A Novel Method for Detecting Activation of Necroptosis via Exosome Analysis (No. T4-1839)
Lead Researcher: David Wallach
Numerous medical conditions are related to inflammation, such as pancreatitis, psoriasis, inflammatory bowel disease, atherosclerosis, neurodegeneration, and more. However, determination of inflammation in the body, especially at early stages of a pathology is difficult to assess. Therefore, there is a great clinical need for diagnostic tools to gauge inflammation. The team of Prof. David Wallach have discovered novel biomarkers in exosomes related to necroptosis, a form of programmed cell death that induces inflammation. Using these biomarkers in exosomes different diagnostic tests can be developed for an array of inflammatory conditions.

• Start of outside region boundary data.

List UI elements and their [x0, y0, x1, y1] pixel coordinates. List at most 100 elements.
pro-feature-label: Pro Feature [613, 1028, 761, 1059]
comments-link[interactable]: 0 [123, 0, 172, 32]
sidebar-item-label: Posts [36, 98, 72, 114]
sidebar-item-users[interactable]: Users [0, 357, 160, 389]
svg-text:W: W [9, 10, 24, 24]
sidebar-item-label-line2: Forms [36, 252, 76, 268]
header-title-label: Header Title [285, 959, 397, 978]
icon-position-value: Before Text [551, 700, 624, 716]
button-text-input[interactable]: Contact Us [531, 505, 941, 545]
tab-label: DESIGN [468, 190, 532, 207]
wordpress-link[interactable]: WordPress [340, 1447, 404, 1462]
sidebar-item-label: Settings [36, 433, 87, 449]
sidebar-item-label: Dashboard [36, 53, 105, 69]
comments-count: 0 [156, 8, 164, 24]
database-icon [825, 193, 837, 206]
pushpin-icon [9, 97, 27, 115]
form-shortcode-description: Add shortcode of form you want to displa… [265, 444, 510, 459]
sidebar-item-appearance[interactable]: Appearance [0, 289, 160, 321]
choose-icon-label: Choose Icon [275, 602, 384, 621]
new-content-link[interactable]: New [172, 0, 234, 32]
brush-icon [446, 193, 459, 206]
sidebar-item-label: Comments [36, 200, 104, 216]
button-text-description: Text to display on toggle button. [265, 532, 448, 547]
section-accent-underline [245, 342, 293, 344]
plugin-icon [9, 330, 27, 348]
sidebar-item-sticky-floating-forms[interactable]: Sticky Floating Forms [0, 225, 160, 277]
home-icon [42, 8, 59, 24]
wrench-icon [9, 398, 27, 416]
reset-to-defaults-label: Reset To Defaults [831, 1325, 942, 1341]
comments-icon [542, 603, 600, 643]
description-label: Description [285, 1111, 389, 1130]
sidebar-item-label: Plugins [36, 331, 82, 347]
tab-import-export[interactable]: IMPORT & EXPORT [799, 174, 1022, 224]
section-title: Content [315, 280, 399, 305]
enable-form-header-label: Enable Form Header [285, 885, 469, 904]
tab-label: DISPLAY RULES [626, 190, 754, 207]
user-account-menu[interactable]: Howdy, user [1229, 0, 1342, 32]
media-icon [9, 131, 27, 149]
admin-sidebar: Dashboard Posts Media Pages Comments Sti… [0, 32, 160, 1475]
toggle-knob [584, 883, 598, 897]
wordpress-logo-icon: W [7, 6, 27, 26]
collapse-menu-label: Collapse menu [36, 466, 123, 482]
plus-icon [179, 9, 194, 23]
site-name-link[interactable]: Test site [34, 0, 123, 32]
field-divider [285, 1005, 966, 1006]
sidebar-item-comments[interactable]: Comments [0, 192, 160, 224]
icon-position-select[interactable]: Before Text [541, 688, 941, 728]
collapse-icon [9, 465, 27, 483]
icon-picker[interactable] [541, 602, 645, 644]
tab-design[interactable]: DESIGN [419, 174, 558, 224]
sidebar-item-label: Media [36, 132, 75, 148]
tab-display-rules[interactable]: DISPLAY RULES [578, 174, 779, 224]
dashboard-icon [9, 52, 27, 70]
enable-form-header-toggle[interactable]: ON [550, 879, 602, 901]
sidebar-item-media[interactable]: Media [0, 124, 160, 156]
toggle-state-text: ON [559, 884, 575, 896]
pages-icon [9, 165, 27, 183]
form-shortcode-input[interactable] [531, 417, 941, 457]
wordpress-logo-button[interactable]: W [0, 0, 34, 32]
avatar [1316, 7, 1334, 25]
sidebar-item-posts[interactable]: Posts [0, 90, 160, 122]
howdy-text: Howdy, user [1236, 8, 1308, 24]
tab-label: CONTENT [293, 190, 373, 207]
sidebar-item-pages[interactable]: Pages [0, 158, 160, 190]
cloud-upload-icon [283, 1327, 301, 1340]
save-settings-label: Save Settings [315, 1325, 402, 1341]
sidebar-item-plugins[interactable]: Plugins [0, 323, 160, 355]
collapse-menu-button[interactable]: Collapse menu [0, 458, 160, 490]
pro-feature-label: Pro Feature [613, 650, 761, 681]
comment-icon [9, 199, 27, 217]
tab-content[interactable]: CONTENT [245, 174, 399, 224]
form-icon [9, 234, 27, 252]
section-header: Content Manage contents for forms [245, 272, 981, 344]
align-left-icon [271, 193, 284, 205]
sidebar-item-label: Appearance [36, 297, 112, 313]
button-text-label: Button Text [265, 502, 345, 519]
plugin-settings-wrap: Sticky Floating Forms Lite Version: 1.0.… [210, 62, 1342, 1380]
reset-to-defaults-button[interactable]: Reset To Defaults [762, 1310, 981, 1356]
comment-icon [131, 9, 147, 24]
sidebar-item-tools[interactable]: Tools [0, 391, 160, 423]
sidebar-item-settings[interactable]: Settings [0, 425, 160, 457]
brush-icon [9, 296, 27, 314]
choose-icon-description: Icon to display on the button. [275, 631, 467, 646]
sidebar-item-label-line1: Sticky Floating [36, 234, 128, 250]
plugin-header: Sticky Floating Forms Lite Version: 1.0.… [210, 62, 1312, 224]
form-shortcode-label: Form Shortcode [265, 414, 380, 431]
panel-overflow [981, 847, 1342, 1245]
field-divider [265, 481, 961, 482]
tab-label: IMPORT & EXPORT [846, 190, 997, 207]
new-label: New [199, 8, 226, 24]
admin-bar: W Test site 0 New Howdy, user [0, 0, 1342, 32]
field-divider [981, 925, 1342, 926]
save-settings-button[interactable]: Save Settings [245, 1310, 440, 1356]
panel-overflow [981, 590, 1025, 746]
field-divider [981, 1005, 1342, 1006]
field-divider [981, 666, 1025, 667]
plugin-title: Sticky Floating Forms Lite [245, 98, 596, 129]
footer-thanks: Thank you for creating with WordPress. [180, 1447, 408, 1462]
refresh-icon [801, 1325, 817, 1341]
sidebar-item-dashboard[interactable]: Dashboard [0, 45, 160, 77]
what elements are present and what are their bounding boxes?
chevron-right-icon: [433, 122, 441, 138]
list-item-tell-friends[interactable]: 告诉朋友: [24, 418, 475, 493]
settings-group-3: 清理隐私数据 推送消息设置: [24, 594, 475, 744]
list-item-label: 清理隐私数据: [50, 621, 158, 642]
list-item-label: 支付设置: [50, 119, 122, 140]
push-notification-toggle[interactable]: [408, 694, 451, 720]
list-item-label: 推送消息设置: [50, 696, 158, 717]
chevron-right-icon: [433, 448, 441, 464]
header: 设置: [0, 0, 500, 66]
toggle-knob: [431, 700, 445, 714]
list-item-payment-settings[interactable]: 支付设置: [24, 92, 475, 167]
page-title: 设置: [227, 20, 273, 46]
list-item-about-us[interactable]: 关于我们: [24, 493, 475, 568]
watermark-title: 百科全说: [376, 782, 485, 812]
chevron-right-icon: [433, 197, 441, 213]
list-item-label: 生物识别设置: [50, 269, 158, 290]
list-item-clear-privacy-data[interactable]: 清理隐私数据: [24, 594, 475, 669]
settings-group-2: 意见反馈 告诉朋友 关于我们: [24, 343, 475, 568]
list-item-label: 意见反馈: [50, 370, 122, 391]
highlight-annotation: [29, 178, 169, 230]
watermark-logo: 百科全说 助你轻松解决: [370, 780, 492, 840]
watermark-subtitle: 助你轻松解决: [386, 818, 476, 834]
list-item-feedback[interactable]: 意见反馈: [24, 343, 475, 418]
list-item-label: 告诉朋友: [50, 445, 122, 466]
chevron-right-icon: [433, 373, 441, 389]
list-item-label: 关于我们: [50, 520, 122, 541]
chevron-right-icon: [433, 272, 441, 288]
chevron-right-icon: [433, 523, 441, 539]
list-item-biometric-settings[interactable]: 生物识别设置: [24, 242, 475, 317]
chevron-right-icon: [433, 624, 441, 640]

- Diagnostics for inflammation
- Specificity in terms of tissue affected when combined with other biomarkers
Cell-derived vesicles termed exosomes are commonly found in bodily fluids such as blood and urine. Consequently, by examining these exosomes it is feasible to discover different biomarkers for the state of health in the human body. The Wallach team discovered that when the kinase RIPK3 is activated, a known inducer of inflammation and necroptosis, it also phosphorylates mixed lineage kinase domain like pseudokinase (MLKL) as one of its targets. Phosphorylated MLKL was then shown to increase exosome production, which led to a greater release of phosphorylated MLKL in said exosomes. Therefore using in vitro work the Wallach team was able to show that screening exosomes for phosphorylated MLKL represents a potential diagnostic for inflammation.